I do love this vine, it seems to be making sure that I always have something beautiful to look at. Each bloom flowers, dies back and leaves it to the next along the vine to open and share it’s beauty with the world.
OK beauty for the day over and done with I need to vent I think so here comes the Beast. My IBS has kicked off with a vengeance this morning and I think it’s because my anxiety has my stomach tied up in knots. On Tuesday I’m going on a residential with work, it’s been debatable this week as to whether I was going because I was told they couldn’t accommodate my medication needs. I have to be able to refrigerate my injections until I use them and when I rang was told I wouldn’t be able to have access to a secure fridge. After two days of back and forth between my community manager, team leader, the place I’m going and me….they’ve finally decided I’m going. Because it’s been on and off it’s made my anxiety over the whole thing 100 times worse than it was! My stomach feels like it’s vibrating, I’ve got the shakes, I feel sick and it’s all I’m thinking about. You’d think that a company that deals with people with disabilities would be a little more responsible when it comes to this sort of thing!
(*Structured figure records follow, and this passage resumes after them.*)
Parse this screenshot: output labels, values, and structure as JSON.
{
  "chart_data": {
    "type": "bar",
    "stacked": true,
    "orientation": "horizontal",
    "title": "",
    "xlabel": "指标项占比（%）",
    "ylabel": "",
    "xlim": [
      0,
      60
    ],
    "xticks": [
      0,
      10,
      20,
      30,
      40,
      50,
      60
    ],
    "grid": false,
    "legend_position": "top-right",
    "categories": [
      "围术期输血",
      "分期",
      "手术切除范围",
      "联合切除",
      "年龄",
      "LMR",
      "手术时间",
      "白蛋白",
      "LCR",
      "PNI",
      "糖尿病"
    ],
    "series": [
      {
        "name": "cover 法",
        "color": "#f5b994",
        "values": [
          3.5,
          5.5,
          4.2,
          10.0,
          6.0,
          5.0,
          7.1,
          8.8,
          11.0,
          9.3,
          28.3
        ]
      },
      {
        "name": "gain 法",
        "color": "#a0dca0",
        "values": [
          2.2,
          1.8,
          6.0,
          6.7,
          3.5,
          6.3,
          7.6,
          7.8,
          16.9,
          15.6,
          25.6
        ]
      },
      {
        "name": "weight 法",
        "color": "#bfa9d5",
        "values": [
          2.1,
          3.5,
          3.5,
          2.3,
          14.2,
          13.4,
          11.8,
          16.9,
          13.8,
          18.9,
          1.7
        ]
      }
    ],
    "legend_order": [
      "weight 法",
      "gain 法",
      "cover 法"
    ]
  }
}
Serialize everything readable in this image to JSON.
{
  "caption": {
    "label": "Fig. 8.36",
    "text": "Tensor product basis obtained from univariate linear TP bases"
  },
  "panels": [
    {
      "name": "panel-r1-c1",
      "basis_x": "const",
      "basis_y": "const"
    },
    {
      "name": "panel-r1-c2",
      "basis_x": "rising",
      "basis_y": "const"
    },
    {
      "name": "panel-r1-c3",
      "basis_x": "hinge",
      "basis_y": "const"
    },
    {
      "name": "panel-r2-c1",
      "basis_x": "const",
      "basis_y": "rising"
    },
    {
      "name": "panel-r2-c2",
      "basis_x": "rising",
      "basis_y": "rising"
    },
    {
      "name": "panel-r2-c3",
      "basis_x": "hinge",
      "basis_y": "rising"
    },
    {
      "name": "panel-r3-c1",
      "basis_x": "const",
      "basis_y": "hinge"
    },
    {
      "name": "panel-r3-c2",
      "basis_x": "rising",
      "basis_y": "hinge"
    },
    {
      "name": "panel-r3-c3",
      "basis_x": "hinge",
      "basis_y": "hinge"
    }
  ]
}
I’m having to get my parents to dog sit for Toby while I’m away and whether it’s because he knows I’m anxious or he’s got wind of something happening he’s been very cuddly this morning and not allowing me a moments peace unless I let him go outside.
He’s always been good at knowing when something happening and tends to look at me with those big amber eyes of his, nudging me with his nose trying to figure out what it is
The idea of the whole experience is triggering me off something chronic, my memories of school trips, the hype before it, the bitching in shared accommodation , the smell of all the sprays and perfumes mingling together….arghh! I’m going to have to try and distract myself today and until I leave, maybe even using my old distraction techniques that I got rid of because they had become unhealthy obsessions. But for a short time that won’t be a bad thing I hope and won’t lead me back down a path I shouldn’t be following.
I have a funny feeling that Monday night after he’s been picked up I’m going to be in pieces, I won’t know what to do with myself and probably won’t sleep well as he’s my little protector. I wish I could get out of this blooming residential or be able to keep him with me until I leave for it. Whenever I’m anxious having him around is always a boon to my sanity, taking him out for a walk or brushing him down helps to ease the tension and I’m going to be in sore need of it!
And this morning I ask myself yet again….why can’t I just be ‘normal’??